Hey, today I released a new version of naylib. As always, it tracks the latest upstream, but this update also includes a breaking change with LoadModelFromMesh. Since the raylib API doesn’t use reference counting (as it probably should…), I had to come up with some clever, but fragile, workarounds to distinguish between weak and owning references using distinct types.
The main reason I’m writing this thread, though, is to let you know that the workflow for updating naylib is now done using AI agents. Why? Because a simple shell script would break, updates usually include API changes, and those need to be filtered and properly applied to the wrapper. The process has to be done step by step, fixing any errors along the way.

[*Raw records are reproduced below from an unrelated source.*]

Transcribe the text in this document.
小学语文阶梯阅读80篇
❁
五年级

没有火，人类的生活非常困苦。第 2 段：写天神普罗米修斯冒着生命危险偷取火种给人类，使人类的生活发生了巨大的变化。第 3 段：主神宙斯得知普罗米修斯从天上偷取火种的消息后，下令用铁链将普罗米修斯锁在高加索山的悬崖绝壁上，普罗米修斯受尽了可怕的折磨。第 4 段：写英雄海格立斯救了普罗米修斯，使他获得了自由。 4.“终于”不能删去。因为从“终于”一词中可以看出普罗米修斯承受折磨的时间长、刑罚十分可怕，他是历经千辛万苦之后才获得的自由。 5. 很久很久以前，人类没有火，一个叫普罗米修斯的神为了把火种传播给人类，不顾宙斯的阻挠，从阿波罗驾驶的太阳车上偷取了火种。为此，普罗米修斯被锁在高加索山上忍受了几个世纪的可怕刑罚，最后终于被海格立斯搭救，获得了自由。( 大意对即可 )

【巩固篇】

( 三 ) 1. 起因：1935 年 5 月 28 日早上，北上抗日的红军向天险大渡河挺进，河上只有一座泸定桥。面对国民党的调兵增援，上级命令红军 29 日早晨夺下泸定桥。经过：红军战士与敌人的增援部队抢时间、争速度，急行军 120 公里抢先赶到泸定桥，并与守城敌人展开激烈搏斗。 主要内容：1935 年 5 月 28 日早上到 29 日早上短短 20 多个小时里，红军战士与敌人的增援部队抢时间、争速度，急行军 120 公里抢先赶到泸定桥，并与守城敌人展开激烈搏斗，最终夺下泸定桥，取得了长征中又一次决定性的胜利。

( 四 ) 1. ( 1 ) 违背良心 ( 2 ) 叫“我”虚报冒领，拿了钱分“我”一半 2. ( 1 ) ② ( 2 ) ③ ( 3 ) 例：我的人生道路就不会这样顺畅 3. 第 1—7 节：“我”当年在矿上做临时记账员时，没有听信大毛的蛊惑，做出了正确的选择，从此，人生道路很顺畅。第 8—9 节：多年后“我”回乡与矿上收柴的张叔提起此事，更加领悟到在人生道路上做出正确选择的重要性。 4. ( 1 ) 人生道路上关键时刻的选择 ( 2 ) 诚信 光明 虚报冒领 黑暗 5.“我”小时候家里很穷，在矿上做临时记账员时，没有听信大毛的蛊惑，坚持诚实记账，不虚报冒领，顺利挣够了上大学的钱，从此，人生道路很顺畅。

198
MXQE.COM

You can see how it works here: https://github.com/planetis-m/naylib/issues/179. Most of the time it’s automatic, but when there are API changes, I still need to guide the agent toward the correct fixes, which it then applies by itself!
The examples also include a translation guide for agents, to give context when converting examples to Nim. Setting this up was difficult, it includes rules of thumb and patterns, for example for float types:
Prevent unintended type mismatches: Use literal suffixes ('f32) or explicit conversion (float32(value)),
(e.g., lineThick*0.5'f32, float32(screenWidth)/2) to ensure float32 precision.
That said, I haven’t been as successful with this part. The agent usually fails to follow the guide on the first try, so I often have to ask it to review the file and apply fixes according to the rules, and doesn't alwys go well.
"Debugging" is also interesting, I ask the agent to review the file based on the guide, spot issues then ask it to improve the phrasing of the guide. Finally I paste the conversation to a "judge" LLM and refine it from there. This helps fix some ambiguites on my instructions.
Anyway, since many people are solo-maintaining big wrappers, I thought you might find this interesting. Cheers!